The table below shows YTD returns through March 29th for the most popular 2x/3x leveraged long and inverse versions of the S&P 500 and Nasdaq 100 indices compared to the plain vanilla SPY and QQQ:

ETF - Leveraged ETF

With relative strength in the Nasdaq 100 in Q1, the 2x and 3x long QQQ funds posted the only gains in the leveraged group. However, negative compounding chewed up a good portion of the returns, resulting in far less than 3x the return of the Nasdaq 100. In fact, the 2x fund had a higher return than the 3x fund (3.91% vs. 3.75%) despite the lower leverage multiple.

On the short side, neither of the inverse S&P 500 funds were able to eke out a gain despite the SPX dropping 76 bps over Q1, with the 3x short variant (SPXS) losing 156 bps. On the short side for the Nasdaq funds, the compounding effect pummeled the bears, losing close to three times the gain for the QQQ in the 2x inverse fund (QID) and nearly five times (14.60% vs. 2.98%) for the 3x inverse fund (SQQQ).

With the VIX taking off and staying elevated for the quarter, the 2x/3x funds also experienced eye-popping realized volatility themselves. Leveraged S&P 500 funds saw close to 40% annualized volatility for 2x and 60% for 3x. The Nasdaq varieties were even higher at 48% and 72% respectively.

To be fair, none of these daily reset leveraged products are meant to be held for a quarter and the fund sponsors (ProShares and Direxion) do a good a job of disclosing the effects of compounding on leveraged funds on their websites and product documentation. They are designed for short-term trading with very high volumes relative to their size. Used properly, they can be effective tools. But used improperly, they can lead to some unexpected results for investors.

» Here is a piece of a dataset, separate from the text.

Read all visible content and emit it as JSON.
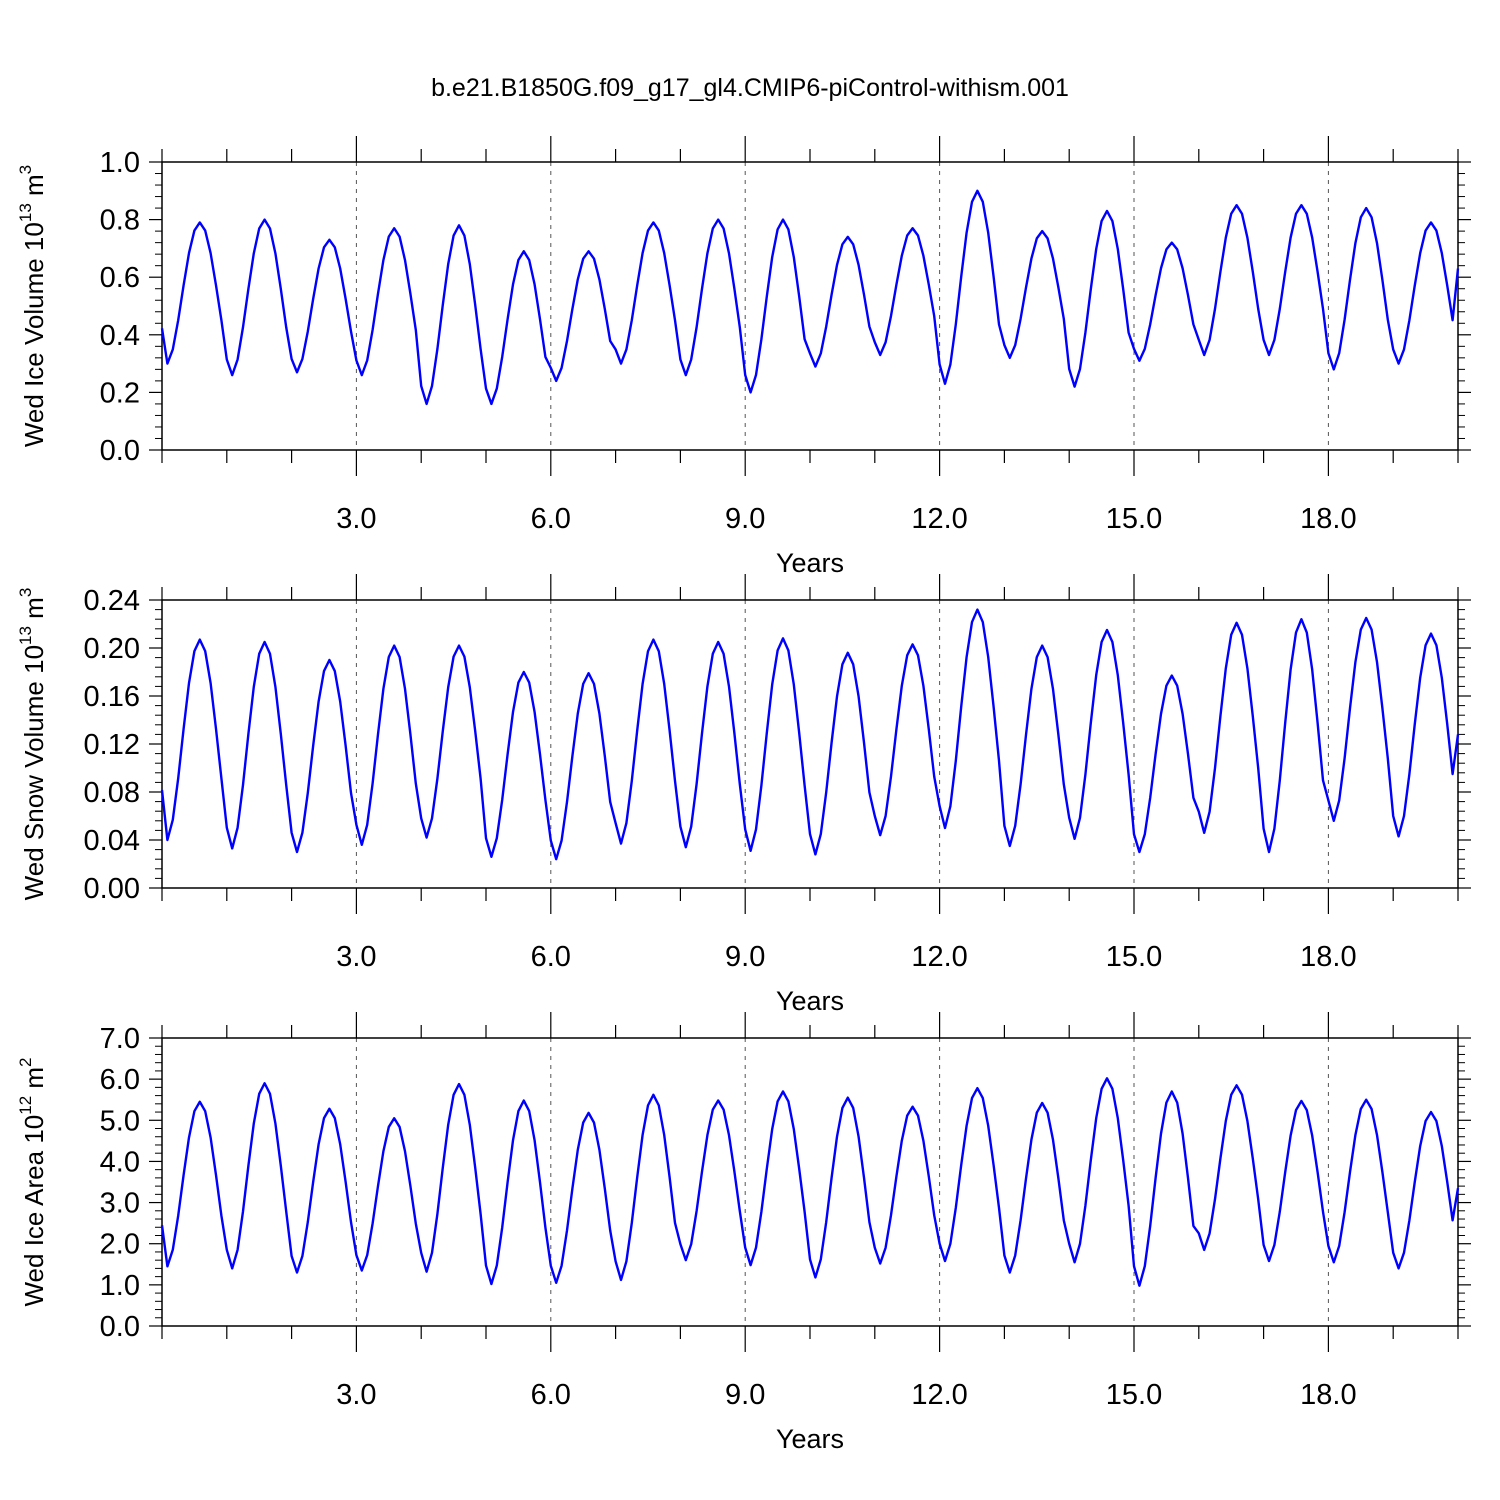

Market volatility has been in hibernation for years, absent some quick drops and pops in late 2014, August 2015, and early 2016 before the calm levitating act of 2017. So far in 2018, the VIX has settled in a range above its long term average in the high teens. If the rest of the year continues with similar gyrations, there could be more dramatic swings in leveraged ETP returns following broad market returns exceeding the -0.76% we witnessed in the S&P 500 in the first quarter. Regardless of what the market will bring, it is important to use the right tool for the job, whether you trade in the short term or invest for the long haul.